Poi si potrà ricominciare a trattare

È stato il giorno dei muscoli e delle grida. Era inevitabile, al punto a cui si era arrivati. Tutti se ne rammaricano, ripetendosi l’ovvietà che «non si modifica così la Costituzione», frase magari un po’ paradossale quando viene pronunciata da chi a modificare la Costituzione non ci avrebbe mai neanche provato. O da commentatori che hanno costruito carriere su vibranti denunce della timidezza della politica nel fare le riforme.

In realtà, la forzatura decisa dai capigruppo di maggioranza insieme a Grasso era diventata un passaggio obbligato dopo l’indisponibilità delle opposizioni a ridurre quegli ottomila emendamenti che avrebbero trascinato la discussione fin oltre dicembre.

Come s’è capito benissimo, lo scontro di palazzo Madama non ha molto a che fare col tema del bicameralismo, mentre c’entra parecchio col tentativo di far abbassare la cresta a Matteo Renzi. Un confronto esclusivamente politico. Un intento che giustifica la saldatura tra forze eterogenee come quelle radunatesi davanti al Quirinale.

Se si coglie questo punto si capisce anche la risposta di Renzi, convinto di non poter dare segni di debolezza in questo momento, pena il venir giù di tutto l’edificio.

In generale, i problemi sono la conseguenza negativa di una situazione che precede l’arrivo di Renzi a palazzo Chigi e risale all’inizio della legislatura, ovvero la coincidenza tra mandato di governo e mandato per le riforme istituzionali: o il governo ci prova (e si arriva allo scontro), oppure non ci prova, e allora abbiamo lo stallo sperimentato finché c’era Letta.

Rimane il fatto che sulle modifiche alla Costituzione, pur non potendo tenere insieme tutti, è meglio allargare che escludere. Lo si è tentato finora, ci si è riusciti solo in parte, bisognerà ricominciare a tentare appena si sarà consumato il rito reciproco (e, ripetiamo, inevitabile) dell’esibizione muscolare. Questo anche per scaricare Napolitano dall’improprio onere di mediazione che gli finisce puntualmente sulle spalle.

I margini di recupero, come quasi sempre in politica, ci sono, tra Pd e Sel ma non solo.
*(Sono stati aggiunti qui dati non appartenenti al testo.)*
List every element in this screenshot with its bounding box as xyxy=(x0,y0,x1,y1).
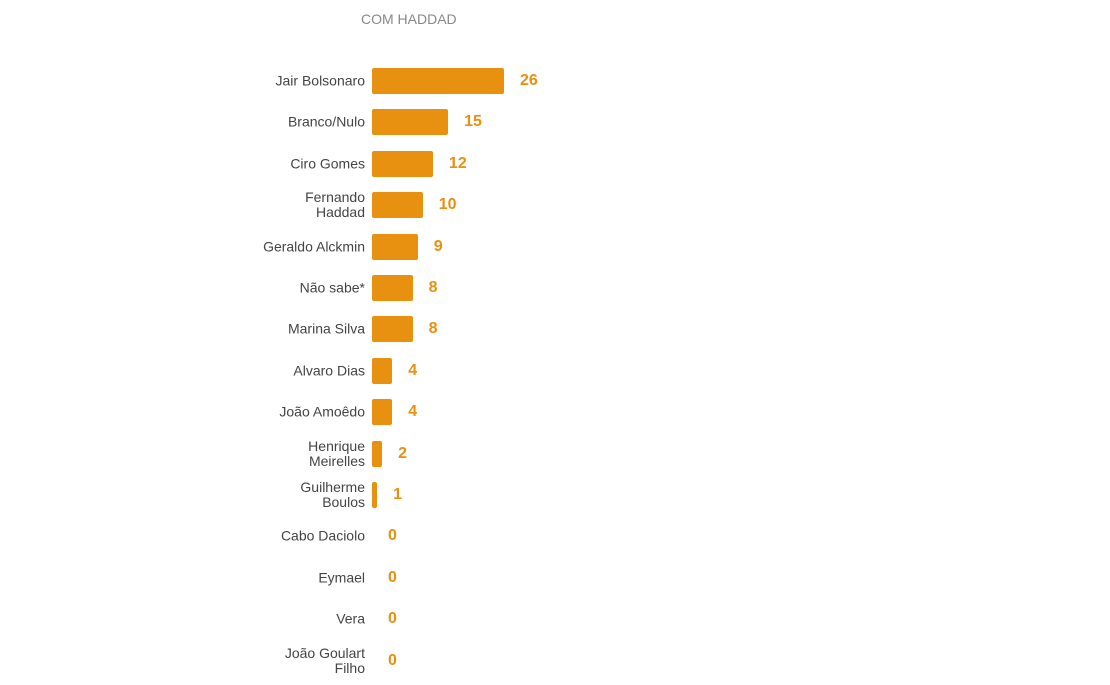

Vendola vorrà evitare di finire definitivamente confuso con gli sbandamenti tatticisti di Cinquestelle, e sa di non poter pretendere che il Pd rinunzi ai suoi paletti, in primis l’elezione indiretta dei senatori. Vedremo presto se, ristabilito il diritto della maggioranza ad andare avanti, si riaprirà una sana discussione sul merito.